Analysts are full of praise for Xiaomi Corp., whose stock is drawing a flurry of bullish ratings after a muted debut in Hong Kong. Following a mandatory quiet period after its initial public offering last month, joint sponsors Goldman Sachs Group Inc. and Morgan Stanley both recommend buying the shares. Analysts at JPMorgan Chase and Co. and China International Capital Corp., who worked on the deal, also initiated their coverage with a bullish rating. While Credit Suisse Group AG’s neutral recommendation bucks the trend, the brokerage still predicts the shares will rise to HK$18.60, or 9.4 percent higher than the offer price.

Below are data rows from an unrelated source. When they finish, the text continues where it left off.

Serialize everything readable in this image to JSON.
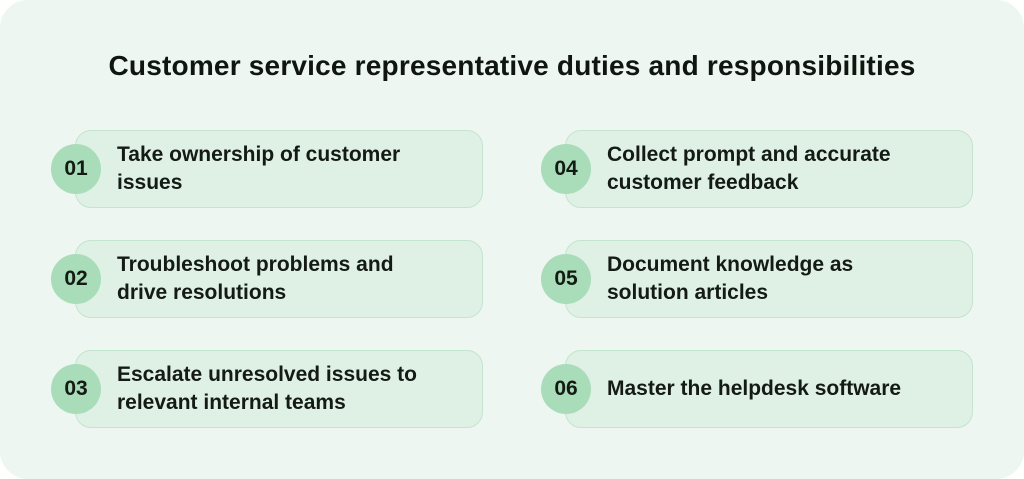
{
  "title": "Customer service representative duties and responsibilities",
  "colors": {
    "page_background": "#ffffff",
    "board_background": "#edf6f0",
    "card_fill": "#dff0e4",
    "card_border": "#c3e5cd",
    "badge_fill": "#a9dcb9",
    "text": "#141a14"
  },
  "items": [
    {
      "number": "01",
      "label": "Take ownership of customer issues"
    },
    {
      "number": "02",
      "label": "Troubleshoot problems and\ndrive resolutions"
    },
    {
      "number": "03",
      "label": "Escalate unresolved issues to\nrelevant internal teams"
    },
    {
      "number": "04",
      "label": "Collect prompt and accurate\ncustomer feedback"
    },
    {
      "number": "05",
      "label": "Document knowledge as\nsolution articles"
    },
    {
      "number": "06",
      "label": "Master the helpdesk software"
    }
  ]
}
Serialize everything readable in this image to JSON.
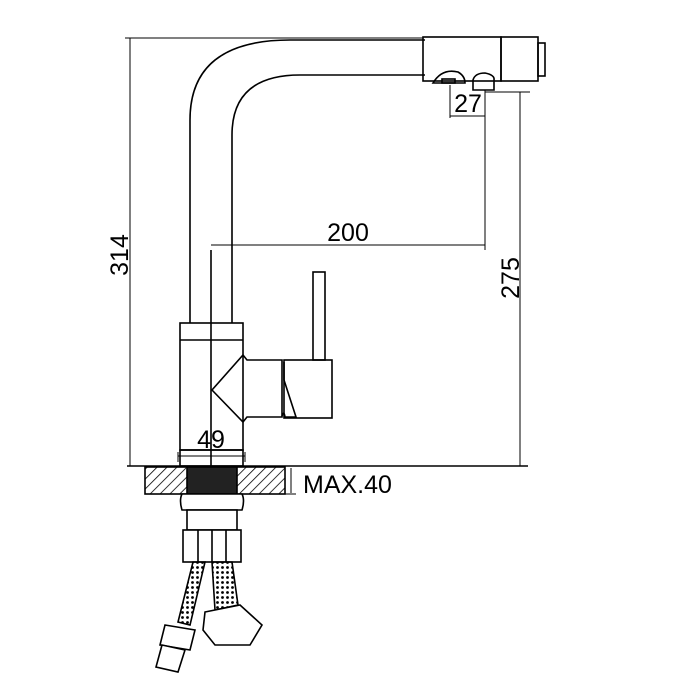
{
  "dimensions": {
    "total_height": "314",
    "spout_height": "275",
    "spout_reach": "200",
    "outlet_spacing": "27",
    "base_diameter": "49",
    "max_counter_thickness": "MAX.40"
  }
}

The Chinese smartphone maker rose as much as 2.5 percent in early trading Thursday. The stock has struggled to grind higher in its first month on the Hong Kong stock exchange after a disappointing coming-out party, even after the company’s valuation was cut by almost half. Analysts now predict Xiaomi will rise 22 percent from Wednesday’s close, according to the average 12-month target price compiled by Bloomberg.
Reasons to be bullish include an expected surge in revenue and earnings, driven by Xiaomi’s focus on Internet services and its increasing share of the hardware market in China, according to notes seen by Bloomberg. In a 63-page note to clients titled “Building a mountain one grain at a time,” Goldman Sachs analysts including Piyush Mubayi estimate Xiaomi has as many as 190 million users worldwide. CICC predicts Xiaomi will grow revenue by 45 percent and earnings by 60 percent at a compound annual growth rate in 2018-2020. Morgan Stanley predicts a 61 percent growth rate for net profit in that period. Xiaomi is expected to release earnings on Aug. 22.